A lucid, literate history of a model society—though whether a model of good or evil remains a subject of debate.
Tucked among the nearly impenetrable mountains of southern Greece, Sparta was less an empire or kingdom than an alliance of small, unostentatious villages. Its leaders, most famously Lycurgus (“wolf-worker”), whom Cartledge (Classics/Cambridge Univ.) memorably reckons to have been a cross between George Washington and Pol Pot, shunned the thought that these settlements should hide behind tall walls and acropolises, in the manner of other Greeks; instead, its warriors and its topography would keep it safe. And so it was for nearly 300 years, until first a threatened invasion on the part of the Persian empire gave insular Sparta a key role in Western history; it was then, at the close of the fifth century b.c., that Sparta’s famed 300 fighters held off the invaders at Thermopylae. (The story, Cartledge notes wryly, will soon be coming to a theater near you, “with stars of the stature or at any rate the cost of George Clooney and Bruce Willis said to be running to play [the Spartan hero Leonidas].”) Cartledge considers the Spartan defense of Thermopylae to have been an event more important to European, and even English, history than the Battle of Hastings. The Peloponnesian War, he allows, was perhaps of less importance, though it remade the Greek world following Sparta’s defeat of Athens.
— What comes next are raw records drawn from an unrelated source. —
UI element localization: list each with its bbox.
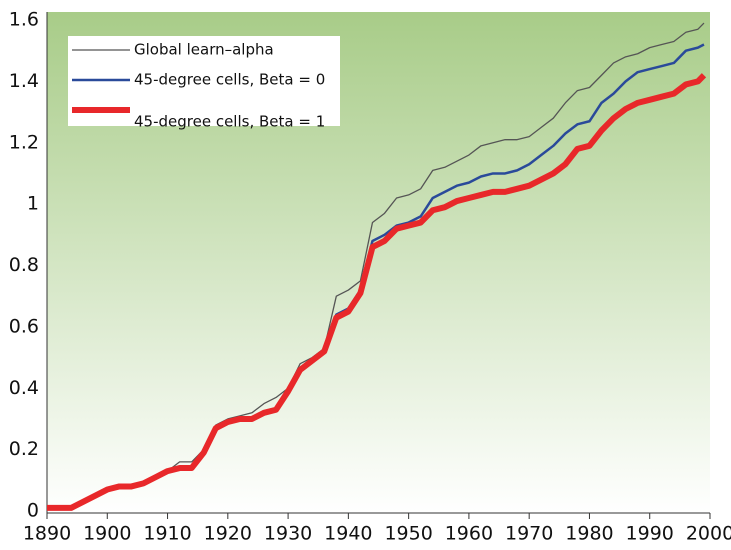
y-tick-label: 0.4 — [9, 377, 39, 399]
legend-label: Global learn–alpha — [134, 41, 274, 59]
x-tick-label: 1900 — [83, 523, 131, 545]
y-tick-label: 0.2 — [9, 438, 39, 460]
x-tick-label: 1970 — [505, 523, 553, 545]
x-tick-label: 1910 — [143, 523, 191, 545]
x-tick-label: 2000 — [686, 523, 731, 545]
y-tick-label: 1.6 — [9, 9, 39, 31]
x-tick-label: 1890 — [23, 523, 71, 545]
legend-label: 45-degree cells, Beta = 1 — [134, 113, 325, 131]
x-tick-label: 1940 — [324, 523, 372, 545]
y-tick-label: 0.6 — [9, 315, 39, 337]
y-tick-label: 0 — [27, 500, 39, 522]
x-tick-label: 1930 — [264, 523, 312, 545]
x-tick-label: 1950 — [384, 523, 432, 545]
y-tick-label: 0.8 — [9, 254, 39, 276]
x-tick-label: 1960 — [445, 523, 493, 545]
x-tick-label: 1990 — [626, 523, 674, 545]
y-tick-label: 1.4 — [9, 70, 39, 92]
legend-label: 45-degree cells, Beta = 0 — [134, 71, 325, 89]
y-tick-label: 1.2 — [9, 131, 39, 153]
x-tick-label: 1920 — [204, 523, 252, 545]
series-line — [47, 73, 707, 511]
x-tick-label: 1980 — [565, 523, 613, 545]
y-tick-label: 1 — [27, 193, 39, 215]
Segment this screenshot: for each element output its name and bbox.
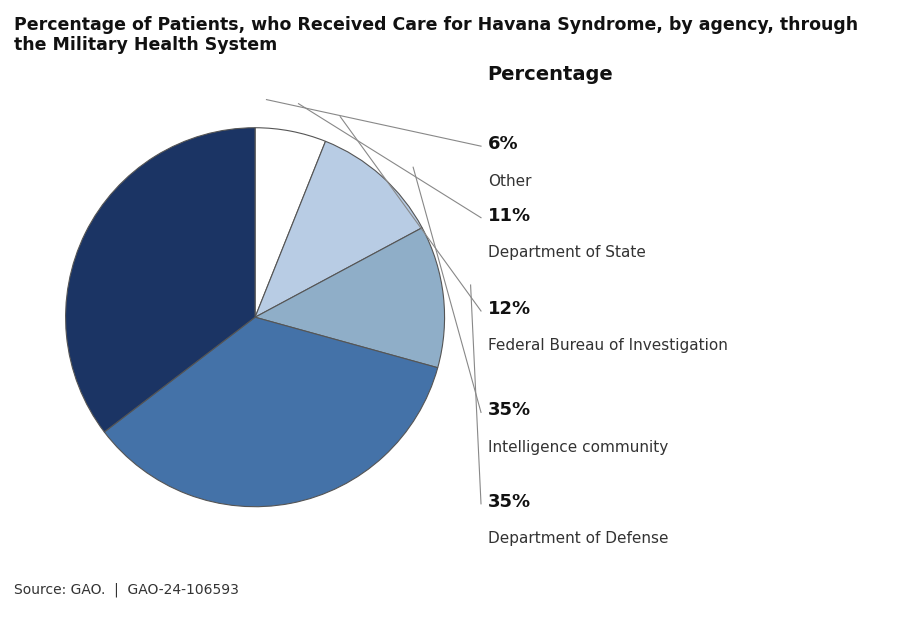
Text: 12%: 12% <box>488 300 531 318</box>
Text: Department of State: Department of State <box>488 245 646 260</box>
Text: 6%: 6% <box>488 135 519 153</box>
Text: Intelligence community: Intelligence community <box>488 440 669 455</box>
Text: 11%: 11% <box>488 207 531 225</box>
Wedge shape <box>104 317 437 507</box>
Text: Percentage: Percentage <box>487 65 613 85</box>
Wedge shape <box>66 128 255 432</box>
Wedge shape <box>255 128 325 317</box>
Text: 35%: 35% <box>488 493 531 511</box>
Text: Department of Defense: Department of Defense <box>488 531 669 546</box>
Wedge shape <box>255 228 445 368</box>
Text: 35%: 35% <box>488 401 531 419</box>
Text: Federal Bureau of Investigation: Federal Bureau of Investigation <box>488 338 728 353</box>
Text: Other: Other <box>488 174 532 188</box>
Text: Source: GAO.  |  GAO-24-106593: Source: GAO. | GAO-24-106593 <box>14 583 239 597</box>
Text: Percentage of Patients, who Received Care for Havana Syndrome, by agency, throug: Percentage of Patients, who Received Car… <box>14 16 858 54</box>
Wedge shape <box>255 141 422 317</box>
Though admiring of Spartan accomplishments and the bravery of its warrior heroes, Cartledge takes pains to note the dark side of Spartan life: a martial society whose privileged youth took pleasure in hunting and killing slaves, whose well-organized secret police used murder and terror to keep the people in line. So much for utopia—though, as Cartledge notes, Sparta was the real-life model for Thomas More’s vision of a virtuous and virile world.
Chocked with learning lightly worn, and a pleasure for anyone interested in the ancient world.